鏡花とふたり、エレベーター待ちをしながら、実篤を基軸とした話に花が咲く。
「そう言やぁ八雲兄が言いよったん、くるみちゃんは覚えちょるん?」
実篤の家で食事会をした先の夜。
栗野家次男坊の八雲が、実篤の塾仲間の一人――草津香澄の事を話したのを思い出したくるみだ。
名前が〝香澄〟という中性的なものだからよく間違われるけれど、くるみの鳩子・草津香澄は実篤同様正真正銘立派な男性だ。
香澄はくるみの祖母和子の兄・草津正一の孫なのだが、塾のある日は香澄にとっては大叔母に当たる和子の家で、両親が迎えに来るのを待つのが常になっていた。
香澄同様、時折母の職場に程近い祖母宅で両親の迎えを待つ様に言われていたくるみは、月に数回鳩子の香澄と親待ちタイムがかち合って。
忘れた頃にたまぁーに顔を合わせる程度のお兄さんだったけれど、くるみの記憶の中の香澄は実篤のような強面な面差しではなく、ごくごく一般的な顔立ちの――よく言えば無難、悪く言えば特徴のない顔立ちをしたモブ顔の人だった。
その香澄と、実篤は気が合ったのか、はたまた帰る方向が被っていたからか、塾後なんかはよく二人で連んでいたらしい。
何度か香澄に連れられてパン屋の奥の居住空間まで実篤が入ってきたことがある。
自分のことで手一杯で、くるみが同じ空間にいても殆ど空気のように扱っていた香澄と違い、実篤は部屋の片隅、一人黙々とお絵描きしていたくるみにも気さくに話しかけてくれた。
幼かったくるみには、『めちゃめちゃカッコいいお兄さん』が時々遊んでくれたり勉強を見てくれたりしたと言う曖昧な記憶しか残っていないけれど、八雲に言わせるとそれが若かりし頃?の実篤だったらしい。
下に五つ離れた弟・八雲のみならず、七つ下の鏡花という妹を持っていた実篤にとって、鏡花と同い年のくるみは、単に面倒を見るべき対象だっただけかもしれない。
でも、兄弟姉妹のいなかった一人っ子のくるみにとって、時折香澄が連れてくるかっこいいお兄ちゃんは、いわゆる初恋の人だった。
(実篤さん、うちの運命の伴侶かも知れんっ)
八雲からこの話を聞いた時の感動を再び思い出して一人照れていたくるみは、
「よぉ覚えちょらんけど私もくるみちゃんも小さい頃、あのパン屋さんでちょいちょい顔合わせちょったってことよね?」
ようやく降りてきたエレベーターに乗り込みながら「八」と「閉」ボタンを押した鏡花に問いかけられて、ハッとする。
「そうじゃね。
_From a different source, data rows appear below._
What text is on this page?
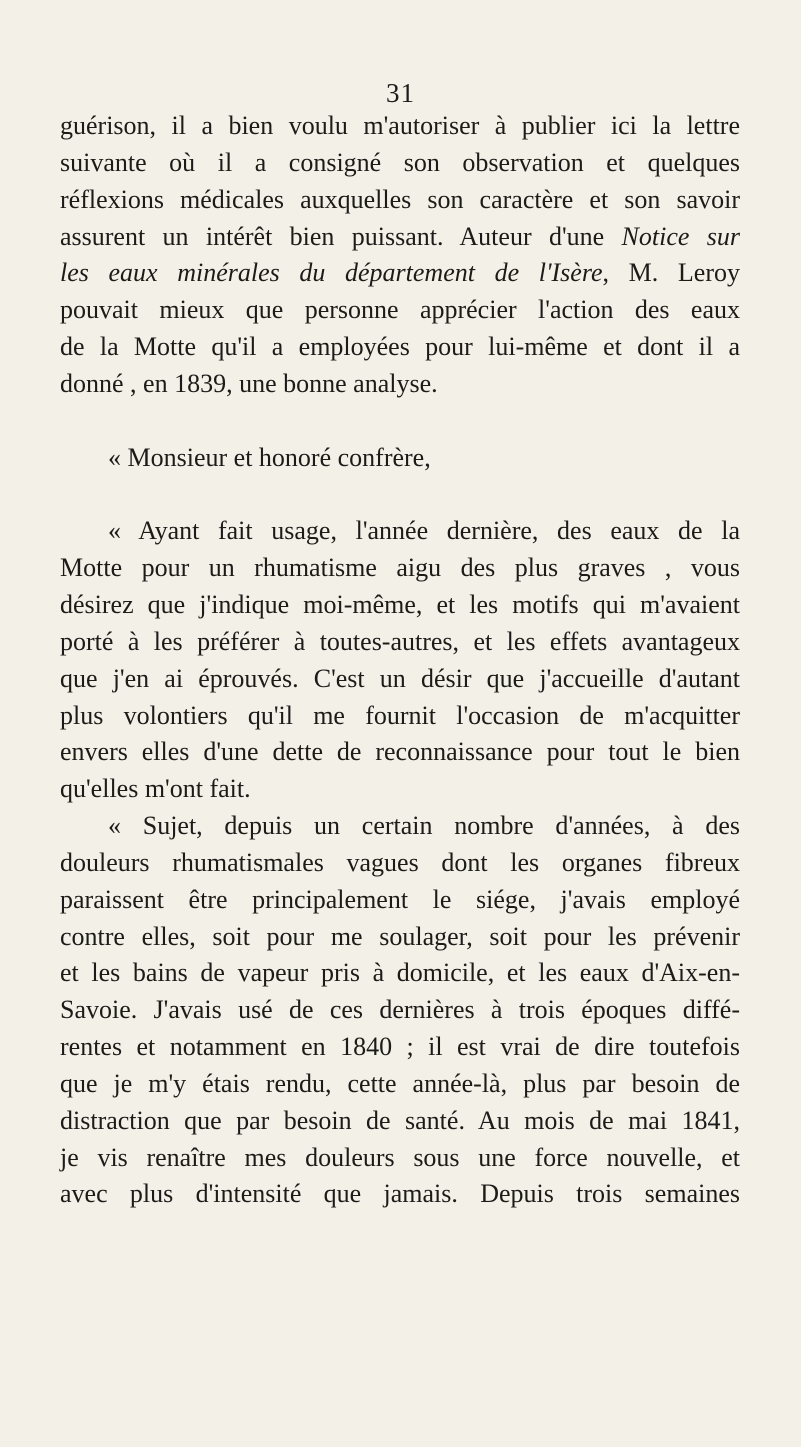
31
guérison, il a bien voulu m'autoriser à publier ici la lettre
suivante où il a consigné son observation et quelques
réflexions médicales auxquelles son caractère et son savoir
assurent un intérêt bien puissant. Auteur d'une Notice sur
les eaux minérales du département de l'Isère, M. Leroy
pouvait mieux que personne apprécier l'action des eaux
de la Motte qu'il a employées pour lui-même et dont il a
donné , en 1839, une bonne analyse.
« Monsieur et honoré confrère,
« Ayant fait usage, l'année dernière, des eaux de la
Motte pour un rhumatisme aigu des plus graves , vous
désirez que j'indique moi-même, et les motifs qui m'avaient
porté à les préférer à toutes-autres, et les effets avantageux
que j'en ai éprouvés. C'est un désir que j'accueille d'autant
plus volontiers qu'il me fournit l'occasion de m'acquitter
envers elles d'une dette de reconnaissance pour tout le bien
qu'elles m'ont fait.
« Sujet, depuis un certain nombre d'années, à des
douleurs rhumatismales vagues dont les organes fibreux
paraissent être principalement le siége, j'avais employé
contre elles, soit pour me soulager, soit pour les prévenir
et les bains de vapeur pris à domicile, et les eaux d'Aix-en-
Savoie. J'avais usé de ces dernières à trois époques diffé-
rentes et notamment en 1840 ; il est vrai de dire toutefois
que je m'y étais rendu, cette année-là, plus par besoin de
distraction que par besoin de santé. Au mois de mai 1841,
je vis renaître mes douleurs sous une force nouvelle, et
avec plus d'intensité que jamais. Depuis trois semaines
ホンマ子供の頃の記憶ってええ加減じゃわ……」
かっこいいお兄さんと実篤がイコールで結びつかなかった程度の記憶なのだ。
鏡花が言う通り、幼い頃に会っていたとしてもお互いよく覚えていないのは、くるみには仕方がないことに思えて。
(逆に八雲さん! 記憶力が良すぎて凄過ぎなんじゃけど!)
その頃から可愛い女の子に関してのみ、やたらと記憶力が良かった八雲なのだが、くるみはそんなこと知るよしもなかった。